The routine spacewalk which was supposed to be carried out by two Russian cosmonauts aboard the International Space Station (ISS) was cancelled. This happened because liquid was detected coming out of the Soyuz spacecraft.
The plume of liquid, as seen in the video captured by NASA, looks like snowflake-like particles. This burst came from the back of the Soyuz MS-22 capsule and is thought to be a coolant leak.
NASA said none of the seven members of the current ISS crew, which includes three Russian cosmonauts, three US NASA astronauts and one Japanese astronaut, were in any danger from the leak.
The crash happened just as the two cosmonauts, crew commander Sergey Prokopyev and flight engineer Dimitri Petelin, were preparing for a planned spacewalk to move radiators from one module to another on the Russian ISS segment.
An official for Russian mission control operations in Moscow is heard telling Prokopyev and Petelin in a radio transmission that their spacewalk is aborted. Meanwhile, engineers are hard at work determining the nature and origin of the leak.
NASA commentator on the livestream, Rob Navias, broadcast from NASA's Johnson Space Center in Houston, also said the spacewalk was canceled because of the leak.
Navias said the Soyuz craft arrived at the space station in September, carrying Prokopyev, Petelin and US astronaut Frank Rubio to the ISS. The craft remains on the laboratory side of the orbit facing Earth.
"The spacewalk planned for Wednesday (14/12) was previously postponed once at the end of November, because the coolant pump in the cosmonaut's spacesuit failed," Navias said as quoted by Reuters.
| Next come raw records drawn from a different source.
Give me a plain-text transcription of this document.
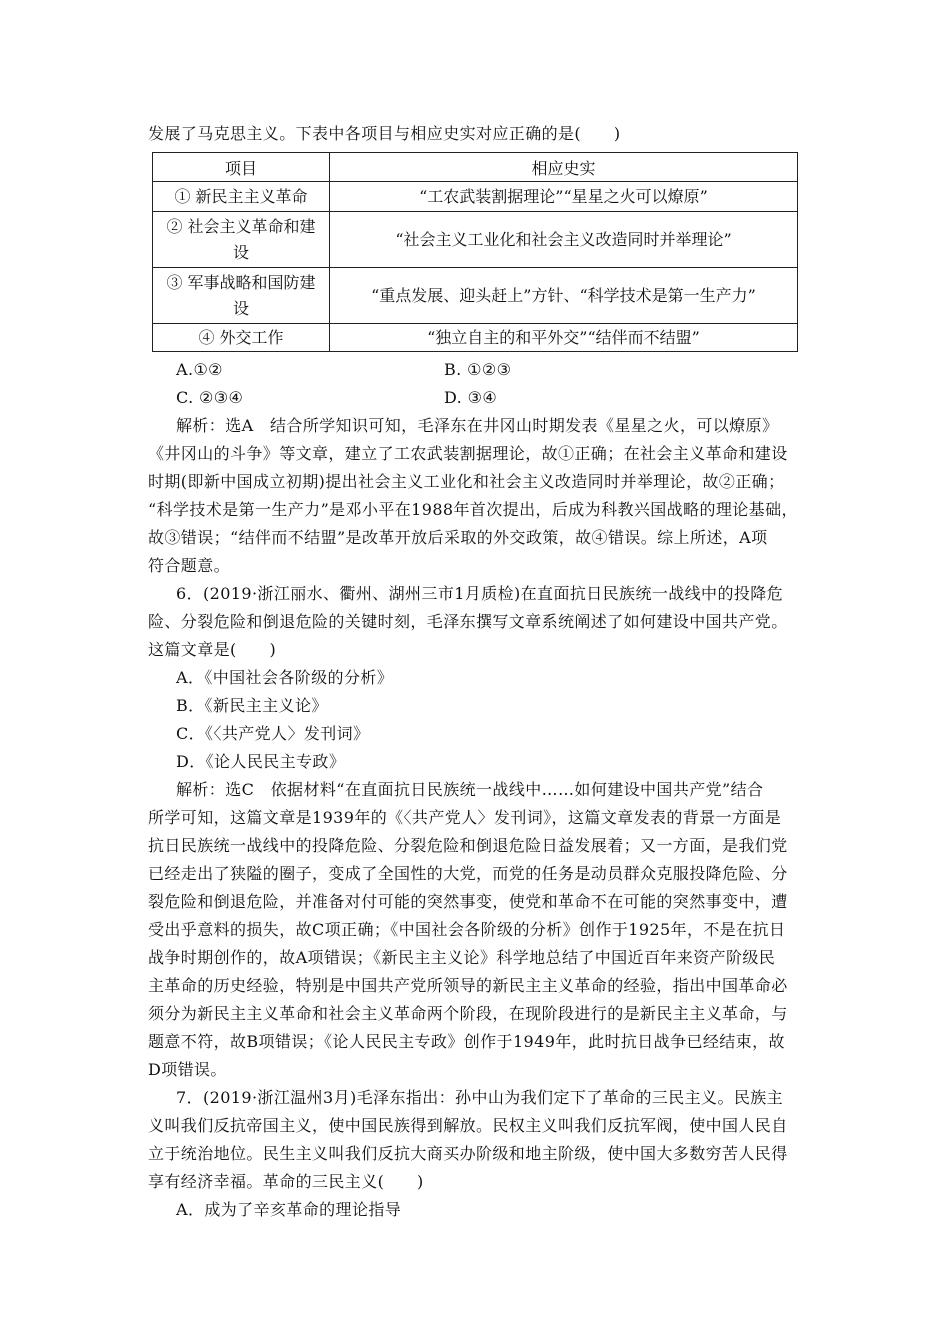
发展了马克思主义。下表中各项目与相应史实对应正确的是(　　)
项目	相应史实
① 新民主主义革命	“工农武装割据理论”“星星之火可以燎原”
② 社会主义革命和建设	“社会主义工业化和社会主义改造同时并举理论”
③ 军事战略和国防建设	“重点发展、迎头赶上”方针、“科学技术是第一生产力”
④ 外交工作	“独立自主的和平外交”“结伴而不结盟”
A.①②	B. ①②③
C. ②③④	D. ③④
解析：选A　结合所学知识可知，毛泽东在井冈山时期发表《星星之火，可以燎原》
《井冈山的斗争》等文章，建立了工农武装割据理论，故①正确；在社会主义革命和建设
时期(即新中国成立初期)提出社会主义工业化和社会主义改造同时并举理论，故②正确；
“科学技术是第一生产力”是邓小平在1988年首次提出，后成为科教兴国战略的理论基础，
故③错误；“结伴而不结盟”是改革开放后采取的外交政策，故④错误。综上所述，A项
符合题意。
6．(2019·浙江丽水、衢州、湖州三市1月质检)在直面抗日民族统一战线中的投降危
险、分裂危险和倒退危险的关键时刻，毛泽东撰写文章系统阐述了如何建设中国共产党。
这篇文章是(　　)
A．《中国社会各阶级的分析》
B．《新民主主义论》
C．《〈共产党人〉发刊词》
D．《论人民民主专政》
解析：选C　依据材料“在直面抗日民族统一战线中……如何建设中国共产党”结合
所学可知，这篇文章是1939年的《〈共产党人〉发刊词》，这篇文章发表的背景一方面是
抗日民族统一战线中的投降危险、分裂危险和倒退危险日益发展着；又一方面，是我们党
已经走出了狭隘的圈子，变成了全国性的大党，而党的任务是动员群众克服投降危险、分
裂危险和倒退危险，并准备对付可能的突然事变，使党和革命不在可能的突然事变中，遭
受出乎意料的损失，故C项正确；《中国社会各阶级的分析》创作于1925年，不是在抗日
战争时期创作的，故A项错误；《新民主主义论》科学地总结了中国近百年来资产阶级民
主革命的历史经验，特别是中国共产党所领导的新民主主义革命的经验，指出中国革命必
须分为新民主主义革命和社会主义革命两个阶段，在现阶段进行的是新民主主义革命，与
题意不符，故B项错误；《论人民民主专政》创作于1949年，此时抗日战争已经结束，故
D项错误。
7．(2019·浙江温州3月)毛泽东指出：孙中山为我们定下了革命的三民主义。民族主
义叫我们反抗帝国主义，使中国民族得到解放。民权主义叫我们反抗军阀，使中国人民自
立于统治地位。民生主义叫我们反抗大商买办阶级和地主阶级，使中国大多数穷苦人民得
享有经济幸福。革命的三民主义(　　)
A．成为了辛亥革命的理论指导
The spacewalk will be the 12th this year on the ISS and the 257th in the space platform's 22-year history.
Navias said it was too early to know what implications the leak might have for the integrity of the spacecraft, and whether the leak could create difficulties returning the crew to Earth at the end of their mission.
There are five other spacecraft parked on the ISS, consisting of two SpaceX capsules (Crew Dragon and Cargo Dragon), a cargo space ship Northrop Grumman Cygnus and two Russian supply ships, Progress 81 and Progress 82.
The ISS, which spans the size of a football field and orbits above Earth, has hosted and served astronauts since 2000. The space station is operated by a US-Russia-led partnership that includes Canada, Japan and 11 European countries.